ÇİN’E YÖNELTİLEN UYGUR SOYKIRIMI İDDİASI
ABD’nin Çin Halk Cumhuriyeti üzerinde baskı kurma alanlarının başında Sinciang Uygur Özerk Böglesi’nde yaşayan Uygurlar gelmektedir. ABD, Çin’e birçok kez Uygurlara uyguladığı politikalarından dolayı suçlayıcı ifadeler kullanmıştı. Soykırım ifadesini ilk kez 19 Ocak 2021’de resmi belgelerinde de dile getirmiş oldu. ABD Dışişleri Bakan’ı Antony Blinken Ocak 2021'de Çin Halk Cumhuriyeti'nin, ağırlıklı olarak Müslüman olan Uygurlara ve Sinciang'daki diğer etnik ve dini azınlık gruplarının üyelerine karşı soykırım ve insanlığa karşı suçlar işlediğini söyledi. Bunu yaparken bazı “kanıtlar” sunan Blinken, tıpkı ABD Meclisi’nin 1915 olaylarını hiçbir hukuksal karar olmadan soykırım olarak değerlendirmesi gibi Sinciang’daki durumu soykırım olarak adlandırdı. Tabi bu kararın sadece siyasi değil, ekonomik bir amacı da var. ABD Gümrük ve Sınır Koruması, Sinciang'dan belirli malların ithalatını yasaklayan altı Stopaj Serbest Bırakma Emri (WRO) ve ayrıca Sinciang Üretim ve İnşaat Birliği’nden tüm pamuk ürünlerinin ve Sinciang'dan tüm pamuk ve domates ürünlerinin ithalatını yasaklayan ek WRO'lar yayınladı. Ayrıca ABD Ticaret Bakanlığı, Sinciang'daki insan hakları ihlallerine karıştığı iddiasıyla 24 Çin kuruluşunu yaptırım listesine ekledi.

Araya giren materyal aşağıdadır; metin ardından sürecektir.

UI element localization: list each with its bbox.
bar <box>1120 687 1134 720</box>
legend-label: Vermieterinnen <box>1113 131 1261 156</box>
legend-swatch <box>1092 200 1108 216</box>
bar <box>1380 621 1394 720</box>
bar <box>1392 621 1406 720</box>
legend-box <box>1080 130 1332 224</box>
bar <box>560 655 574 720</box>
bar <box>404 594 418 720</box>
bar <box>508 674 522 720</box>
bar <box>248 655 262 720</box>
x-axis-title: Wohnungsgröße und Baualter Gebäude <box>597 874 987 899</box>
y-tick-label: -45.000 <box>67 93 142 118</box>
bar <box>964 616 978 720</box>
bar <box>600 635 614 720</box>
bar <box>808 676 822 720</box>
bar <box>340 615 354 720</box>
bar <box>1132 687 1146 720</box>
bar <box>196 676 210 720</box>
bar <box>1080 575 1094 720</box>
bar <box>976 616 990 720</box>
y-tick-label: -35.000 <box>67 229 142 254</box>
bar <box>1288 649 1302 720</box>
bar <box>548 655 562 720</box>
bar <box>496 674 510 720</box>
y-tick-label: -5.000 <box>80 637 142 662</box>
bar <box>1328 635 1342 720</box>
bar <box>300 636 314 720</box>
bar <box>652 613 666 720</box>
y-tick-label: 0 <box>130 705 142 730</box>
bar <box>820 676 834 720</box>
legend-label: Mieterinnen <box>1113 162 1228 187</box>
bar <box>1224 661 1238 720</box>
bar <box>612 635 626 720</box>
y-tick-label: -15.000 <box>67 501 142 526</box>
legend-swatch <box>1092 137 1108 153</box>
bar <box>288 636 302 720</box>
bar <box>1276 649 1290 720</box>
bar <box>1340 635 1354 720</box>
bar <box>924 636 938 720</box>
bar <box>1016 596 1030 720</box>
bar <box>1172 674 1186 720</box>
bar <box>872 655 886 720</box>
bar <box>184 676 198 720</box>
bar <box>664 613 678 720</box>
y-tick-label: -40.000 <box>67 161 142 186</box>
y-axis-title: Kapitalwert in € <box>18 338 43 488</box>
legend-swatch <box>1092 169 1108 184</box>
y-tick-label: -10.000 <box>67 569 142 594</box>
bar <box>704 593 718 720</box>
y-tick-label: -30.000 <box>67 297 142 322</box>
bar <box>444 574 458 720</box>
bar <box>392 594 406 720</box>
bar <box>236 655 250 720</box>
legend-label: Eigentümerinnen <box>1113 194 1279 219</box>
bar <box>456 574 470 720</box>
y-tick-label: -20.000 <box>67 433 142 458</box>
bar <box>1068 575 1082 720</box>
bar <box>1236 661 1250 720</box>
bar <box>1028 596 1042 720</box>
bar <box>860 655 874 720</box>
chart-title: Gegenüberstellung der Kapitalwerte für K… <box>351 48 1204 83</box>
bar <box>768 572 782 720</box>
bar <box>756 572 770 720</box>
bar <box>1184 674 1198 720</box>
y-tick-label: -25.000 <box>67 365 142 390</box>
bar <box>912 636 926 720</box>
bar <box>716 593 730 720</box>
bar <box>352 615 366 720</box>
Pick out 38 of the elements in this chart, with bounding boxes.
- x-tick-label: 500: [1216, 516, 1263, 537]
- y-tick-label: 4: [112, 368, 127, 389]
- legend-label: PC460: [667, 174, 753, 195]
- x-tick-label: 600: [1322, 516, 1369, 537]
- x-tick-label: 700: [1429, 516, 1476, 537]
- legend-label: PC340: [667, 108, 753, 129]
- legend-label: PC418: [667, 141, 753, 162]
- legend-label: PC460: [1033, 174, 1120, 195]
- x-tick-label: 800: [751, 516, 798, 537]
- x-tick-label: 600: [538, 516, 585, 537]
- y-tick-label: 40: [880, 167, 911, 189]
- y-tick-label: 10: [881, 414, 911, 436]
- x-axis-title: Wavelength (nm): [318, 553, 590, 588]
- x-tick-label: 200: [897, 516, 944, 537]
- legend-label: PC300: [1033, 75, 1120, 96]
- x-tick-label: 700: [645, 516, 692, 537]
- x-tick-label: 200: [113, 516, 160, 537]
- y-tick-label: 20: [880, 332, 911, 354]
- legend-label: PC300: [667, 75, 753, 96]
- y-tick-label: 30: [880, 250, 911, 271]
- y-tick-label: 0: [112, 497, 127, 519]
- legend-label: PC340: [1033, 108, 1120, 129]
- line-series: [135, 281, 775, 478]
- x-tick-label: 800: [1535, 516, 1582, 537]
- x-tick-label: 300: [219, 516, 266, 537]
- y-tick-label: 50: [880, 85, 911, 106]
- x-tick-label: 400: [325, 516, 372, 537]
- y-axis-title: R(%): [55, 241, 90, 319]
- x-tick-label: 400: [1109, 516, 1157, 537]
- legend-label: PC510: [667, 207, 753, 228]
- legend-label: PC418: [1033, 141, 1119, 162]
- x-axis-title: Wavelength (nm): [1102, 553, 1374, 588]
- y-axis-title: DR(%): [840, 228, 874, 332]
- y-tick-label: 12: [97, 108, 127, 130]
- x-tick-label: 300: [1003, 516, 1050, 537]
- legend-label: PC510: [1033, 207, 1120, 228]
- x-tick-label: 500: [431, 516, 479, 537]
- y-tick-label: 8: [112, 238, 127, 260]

RUSYA’YA SOYKIRIM SUÇLAMASI
ABD’nin soykırım suçlamasını kolayca yönelttiği ülkelerden birisi de Rusya. Rusya, Ukrayna’ya 24 Şubat 2022 tarihinde başlattığı askeri operasyon sonrasında birçok ülke tarafından yaptırım listesine alınmıştı. Çok sayıda kalemde yaptırım listesine alınan Rusya, soykırımla da suçlandı. ABD Başkanı Joe Biden, Rusya Devlet Başkanı Vladimir Putin'in Ukrayna kimliğini ortadan kaldırmaya çalıştığını söyledi. Biden, Rus birliklerinin soykırım eylemlerine dair kanıtların arttığı konusunda ısrar etti. Biden, "Rusların Ukrayna'da yaptığı korkunç şeylerden daha fazla kanıt geliyor ve sadece yıkım hakkında daha fazla şey öğreneceğiz.” ifadelerini kullandı. Soykırım konusunda ise “Bana öyle geliyor ki var.” demekle yetindi. Ukrayna Devlet Başkanı Volodimir Zelenskiy, Biden'ın yorumlarının "gerçek bir liderin gerçek sözleri" olduğunu söyledi. Zelenskiy, Twitter'da "Şeylere isimleriyle hitap etmek, kötülüğe karşı durmak için esastır." ifadelerini kullandı. Fransa Cumhurbaşkanı Emmanuel Macron ise soykırım tanımlamasını kullanmakta isteksiz olduğunu söyledi. Fakat bu iki lider her ne kadar Ukrayna’daki durumla ilgili soykırım ifadesini kullanmakta hukuksal durumu gözetseler de 1915 olaylarını kendi meclislerinde hukuk kararı olmadan soykırım olarak kabul ediyor.